As AI evolves, we will integrate the latest models to enhance the performance of your Personal AI.
Supported models
Models currently supported in the PIN Network.TinyLlama
- Parameter count & architecture: A scaled-down variant of LLaMA with 500M–1B parameters, retaining transformer architecture with factorized attention.
- Quantization & memory footprint: Packaged in 4-bit or 8-bit quantized versions, allowing operation on consumer-grade GPUs and high-end CPUs with limited VRAM/RAM.
- Training data & domain focus: Trained on curated text including emails, short-form social media, and chat logs, enabling efficient chat-based applications.

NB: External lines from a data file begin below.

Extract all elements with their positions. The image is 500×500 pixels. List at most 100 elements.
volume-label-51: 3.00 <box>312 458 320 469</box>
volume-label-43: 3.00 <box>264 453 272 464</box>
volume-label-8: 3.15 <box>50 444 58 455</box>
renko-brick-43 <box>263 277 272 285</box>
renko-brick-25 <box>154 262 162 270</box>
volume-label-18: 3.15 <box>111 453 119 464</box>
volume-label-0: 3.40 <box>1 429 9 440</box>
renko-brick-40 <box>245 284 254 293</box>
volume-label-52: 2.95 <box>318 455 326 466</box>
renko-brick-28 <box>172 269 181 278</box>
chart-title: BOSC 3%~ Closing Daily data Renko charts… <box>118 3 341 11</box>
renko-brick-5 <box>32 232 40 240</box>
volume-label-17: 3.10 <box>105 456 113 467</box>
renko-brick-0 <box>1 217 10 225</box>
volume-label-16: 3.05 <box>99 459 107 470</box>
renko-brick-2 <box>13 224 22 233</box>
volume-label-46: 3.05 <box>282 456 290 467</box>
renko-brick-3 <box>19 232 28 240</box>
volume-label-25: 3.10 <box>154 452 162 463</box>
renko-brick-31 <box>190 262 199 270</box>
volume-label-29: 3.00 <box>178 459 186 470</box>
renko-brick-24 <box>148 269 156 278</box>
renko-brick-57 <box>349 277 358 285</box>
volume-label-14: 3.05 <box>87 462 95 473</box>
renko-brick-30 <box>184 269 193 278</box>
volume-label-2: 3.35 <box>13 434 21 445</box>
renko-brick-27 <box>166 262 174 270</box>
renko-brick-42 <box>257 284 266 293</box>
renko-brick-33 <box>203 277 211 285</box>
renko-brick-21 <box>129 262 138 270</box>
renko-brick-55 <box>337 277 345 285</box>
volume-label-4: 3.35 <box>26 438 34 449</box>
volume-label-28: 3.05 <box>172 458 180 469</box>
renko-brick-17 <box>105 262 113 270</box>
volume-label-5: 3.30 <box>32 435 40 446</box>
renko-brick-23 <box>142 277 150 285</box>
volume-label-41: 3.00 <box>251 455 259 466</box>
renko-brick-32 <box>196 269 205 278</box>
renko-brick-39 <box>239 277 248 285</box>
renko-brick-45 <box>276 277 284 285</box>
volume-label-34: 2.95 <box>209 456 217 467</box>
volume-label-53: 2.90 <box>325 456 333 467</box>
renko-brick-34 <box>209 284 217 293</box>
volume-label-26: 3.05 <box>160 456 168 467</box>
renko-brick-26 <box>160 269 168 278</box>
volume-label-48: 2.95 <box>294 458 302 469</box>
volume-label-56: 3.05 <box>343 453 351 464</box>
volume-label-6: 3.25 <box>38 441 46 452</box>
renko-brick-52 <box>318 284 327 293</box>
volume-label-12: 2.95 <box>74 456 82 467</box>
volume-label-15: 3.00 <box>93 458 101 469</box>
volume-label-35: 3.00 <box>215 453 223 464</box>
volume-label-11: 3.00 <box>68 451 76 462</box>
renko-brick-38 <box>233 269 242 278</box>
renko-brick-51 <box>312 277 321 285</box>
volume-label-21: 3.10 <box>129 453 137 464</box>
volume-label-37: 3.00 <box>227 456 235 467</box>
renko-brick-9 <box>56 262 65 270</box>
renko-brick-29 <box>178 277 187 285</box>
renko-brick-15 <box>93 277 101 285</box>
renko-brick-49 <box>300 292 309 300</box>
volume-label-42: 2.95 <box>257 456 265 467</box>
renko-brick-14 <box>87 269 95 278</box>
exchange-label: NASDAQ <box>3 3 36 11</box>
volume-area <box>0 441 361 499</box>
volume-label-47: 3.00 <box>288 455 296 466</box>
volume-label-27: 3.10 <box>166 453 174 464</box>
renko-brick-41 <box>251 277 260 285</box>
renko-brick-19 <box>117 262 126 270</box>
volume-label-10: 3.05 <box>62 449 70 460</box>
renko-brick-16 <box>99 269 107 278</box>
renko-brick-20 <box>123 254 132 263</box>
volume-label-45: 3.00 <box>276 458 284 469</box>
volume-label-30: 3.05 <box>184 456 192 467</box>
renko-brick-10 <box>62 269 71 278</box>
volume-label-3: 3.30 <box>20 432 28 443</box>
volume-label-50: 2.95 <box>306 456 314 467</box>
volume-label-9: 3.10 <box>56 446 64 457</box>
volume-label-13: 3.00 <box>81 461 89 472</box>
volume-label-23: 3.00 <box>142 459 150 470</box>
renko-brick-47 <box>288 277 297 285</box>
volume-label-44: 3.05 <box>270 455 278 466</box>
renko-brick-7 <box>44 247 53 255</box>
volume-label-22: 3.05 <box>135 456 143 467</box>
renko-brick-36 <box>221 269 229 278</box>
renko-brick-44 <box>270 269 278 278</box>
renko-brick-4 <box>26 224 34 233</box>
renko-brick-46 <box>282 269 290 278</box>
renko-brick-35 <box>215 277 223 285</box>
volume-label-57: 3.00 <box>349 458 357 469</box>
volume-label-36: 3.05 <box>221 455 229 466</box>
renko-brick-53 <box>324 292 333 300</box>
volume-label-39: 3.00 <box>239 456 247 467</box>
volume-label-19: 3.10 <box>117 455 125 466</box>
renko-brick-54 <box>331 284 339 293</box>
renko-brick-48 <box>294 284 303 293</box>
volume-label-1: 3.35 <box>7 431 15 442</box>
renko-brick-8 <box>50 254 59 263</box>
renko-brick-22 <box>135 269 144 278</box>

- Use case scenarios: Ideal for interactive tasks like text completion, summarization, and personal reminders where latency and memory are critical.
Gemma-2b
- Parameter count & architecture: 2B-parameter transformer model with a balanced layer count and attention head configuration.
- Efficiency techniques: Uses row-wise quantization and knowledge distillation from larger models for compact, high-performing inference.
- Domain adaptation: Trained on diverse text sources (code repositories, web content) for strong natural language understanding and API interactions.
- Scalability & inference: Designed for mid-range GPUs or CPU-based inference in private data centers, supporting offline and on-premise deployments.
Phi-3 Mini-3.8b
- Parameter count & architecture: 3.8B-parameter transformer with an optimized feed-forward block and improved attention scaling.
- Core improvements: Employs mixed-precision training and distillation from a 10B+ teacher model for enhanced language pattern recognition.
- Context window & personalization: Supports up to 8K tokens in some variants, making it suitable for document processing and multi-turn dialogues.
- On-device feasibility: 4-bit/8-bit quantization ensures efficient performance on prosumer-grade hardware.
Qwen2-1.5b
- Parameter count & model inheritance: 1.5B parameters, evolved from the Qwen series with multi-head attention and residual connections.
- Training & fine-tuning: Fine-tuned on domain-specific corpora (e-commerce, short-form social media, user queries) for specialized performance.
- Compression & distillation: Uses multi-stage compression with pruned weights and distilled knowledge from a larger 6B-parameter base.
- Memory & speed trade-offs: Optimized for real-time inference on high-end smartphones and edge servers.
Llama-3.2-1b
- Parameter count & architecture evolution: 1B-parameter variant of LLaMA 3.x with grouped attention heads for reduced operations.
- Context adaptation: Features dynamic context adaptation that reorders or prunes less relevant tokens in real-time for extended dialogues.
- Training data & multilingual support: Trained with partial multilingual support (English, Spanish, European languages) for international usability.
- Target use cases: Ideal for local text generation, summarization, translation, and personal note-taking on mobile and IoT devices.